File processing question

mydsworld · Post by **mydsworld** » Tue Jan 13, 2009 9:55 am

I have a file with a No. of records and a control record (containing count of records) at the end. I would like to check that No. of records actually match the control record count, then only I will take the file for further processing. What will be the most efficient design for matching the counts.

Thanks.

chulett · Post by **chulett** » Tue Jan 13, 2009 10:06 am

Probably a UNIX script before you ever get into a job. Tail off the control record, cut out the number and compare it to a count of lines (minus 1 or 2) from the file itself. (minus 2 if there's a header record with column names)

mydsworld · Post by **mydsworld** » Tue Jan 13, 2009 10:21 am

Any suggestion if I had to do it in DataStage

chulett · Post by **chulett** » Tue Jan 13, 2009 10:39 am

Thought you only wanted to 'process' the file if the counts matched?

Would two jobs work, one to validate counts only and one to process it if the counts are ok?

mydsworld · Post by **mydsworld** » Tue Jan 13, 2009 11:05 am

Two jobs would work.
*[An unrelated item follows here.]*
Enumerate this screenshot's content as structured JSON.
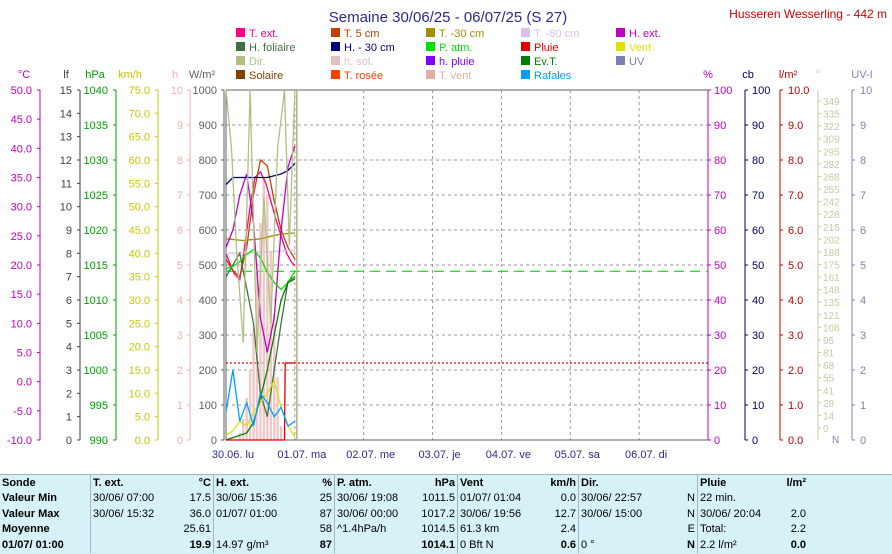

Please let me know how you plan to validate the count in first job.

ray.wurlod · Post by **ray.wurlod** » Tue Jan 13, 2009 3:08 pm

Lots of possible ways. A server job using an Aggregator, a server job using a Transformer stage reporting @INROWNUM into a hashed file with a constant key, an Execute Command activity executing a wc -l command are among them.

kandyshandy · Post by **kandyshandy** » Tue Jan 13, 2009 3:55 pm

mydsworld,
In general, this kind of files will have some kind of identification of header record, detail record and footer record. Do you have something like shown below?

0$filename
1$detailrecord
1$detailrecord
...
...
2$footerrecord

where record starting with 0 is header, 1 is detail and 2 is footer. Basically, you need to keep the count increasing while reading detail records and compare the count with footer record's count. Ray has given some ideas too.

Just as a FYI. I used this kind of files in the past where we check the files and load a table with a flag whether the file meets the expectations to be processed. Then we read the table and then process the files whose entry has flag Y in that table. This also helped us to troubleshoot.